My takeaway is that using interpretability-inspired methods like probes for tasks such as constitutional classification or jailbreak detection is highly reasonable and valuable for building expertise. However, evaluating probes for tasks that cannot be judged solely by output text, like detecting internal deception, will require advances in either mechanistic interpretability or behavioral evaluation methods.

References

Detecting Strategic Deception Using Linear Probes https://arxiv.org/abs/2502.03407
Auditing Games for Sandbagging https://arxiv.org/abs/2512.07810
Difficulties with Evaluating a Deception Detector for AIs https://arxiv.org/abs/2511.22662
Towards mitigating information leakage when evaluating safety monitors https://www.arxiv.org/abs/2509.21344
Poser: Unmasking Alignment Faking LLMs by Manipulating Their Internals https://arxiv.org/abs/2405.05466

For auditing, mechanistic interpretability also needs to generate behavioral evidence (and I don't think it can do so better than pragmatic techniques)
1. Because current mechanistic interp is not great (e.g. the way you label SAE neurons is by looking at what they trigger on in pretrain, the best behavior explanations we have are very lossy, etc.)
2. Because behavioral evidence is much easier to make legible
For non-auditing applications like blocking / resampling the most risky actions using probes or making the model less likely to be misaligned using weight steering, neither mechanistic interpretability nor behavioral evaluation methods is needed
1. You try to understand how well methods work using model organisms, and you deploy them in prod without being able to check whether they will work in prod or not. (This is obviously scary, but probably reduces risk on the margin.)

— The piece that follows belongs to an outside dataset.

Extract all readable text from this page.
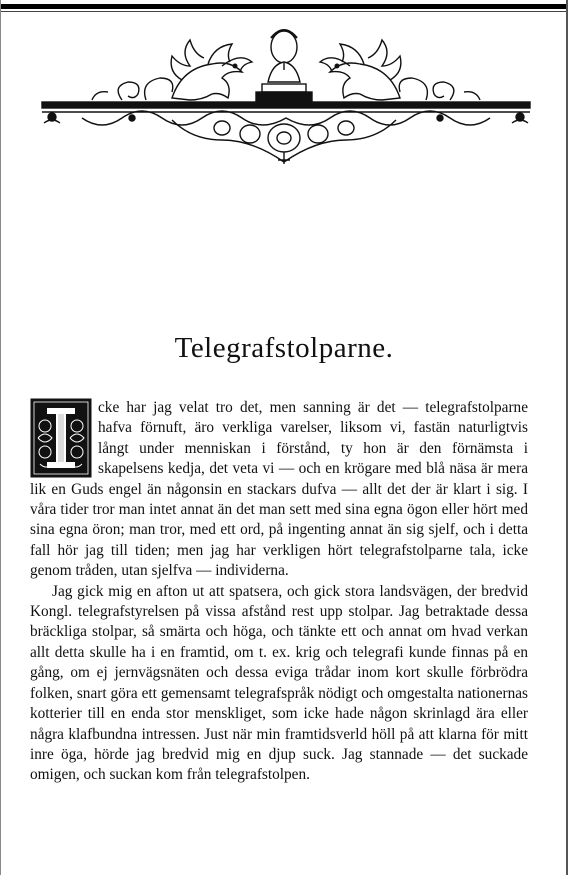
Telegrafstolparne.

cke har jag velat tro det, men sanning är det — telegrafstolparne hafva förnuft, äro verkliga varelser, liksom vi, fastän naturligtvis långt under menniskan i förstånd, ty hon är den förnämsta i skapelsens kedja, det veta vi — och en krögare med blå näsa är mera lik en Guds engel än någonsin en stackars dufva — allt det der är klart i sig. I våra tider tror man intet annat än det man sett med sina egna ögon eller hört med sina egna öron; man tror, med ett ord, på ingenting annat än sig sjelf, och i detta fall hör jag till tiden; men jag har verkligen hört telegrafstolparne tala, icke genom tråden, utan sjelfva — individerna.

Jag gick mig en afton ut att spatsera, och gick stora landsvägen, der bredvid Kongl. telegrafstyrelsen på vissa afstånd rest upp stolpar. Jag betraktade dessa bräckliga stolpar, så smärta och höga, och tänkte ett och annat om hvad verkan allt detta skulle ha i en framtid, om t. ex. krig och telegrafi kunde finnas på en gång, om ej jernvägsnäten och dessa eviga trådar inom kort skulle förbrödra folken, snart göra ett gemensamt telegrafspråk nödigt och omgestalta nationernas kotterier till en enda stor menskliget, som icke hade någon skrinlagd ära eller några klafbundna intressen. Just när min framtidsverld höll på att klarna för mitt inre öga, hörde jag bredvid mig en djup suck. Jag stannade — det suckade omigen, och suckan kom från telegrafstolpen.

Anthropic practically entrapped Claude into blackmailing someone, and then a lot of mainstream news picked it up and reported it at face value. How are you going to escalate from that in the minds of a mainstream audience, in terms of behavioural evidence immediately legible to said audience? Have Claude set off a virtual nuke in a sandbox?

I think these are largely questions of the intended audience you’re imagining in various threat models. Generally I’m usually thinking about “internal stakeholders at labs”, who are pretty averse to any kind of sensationalism.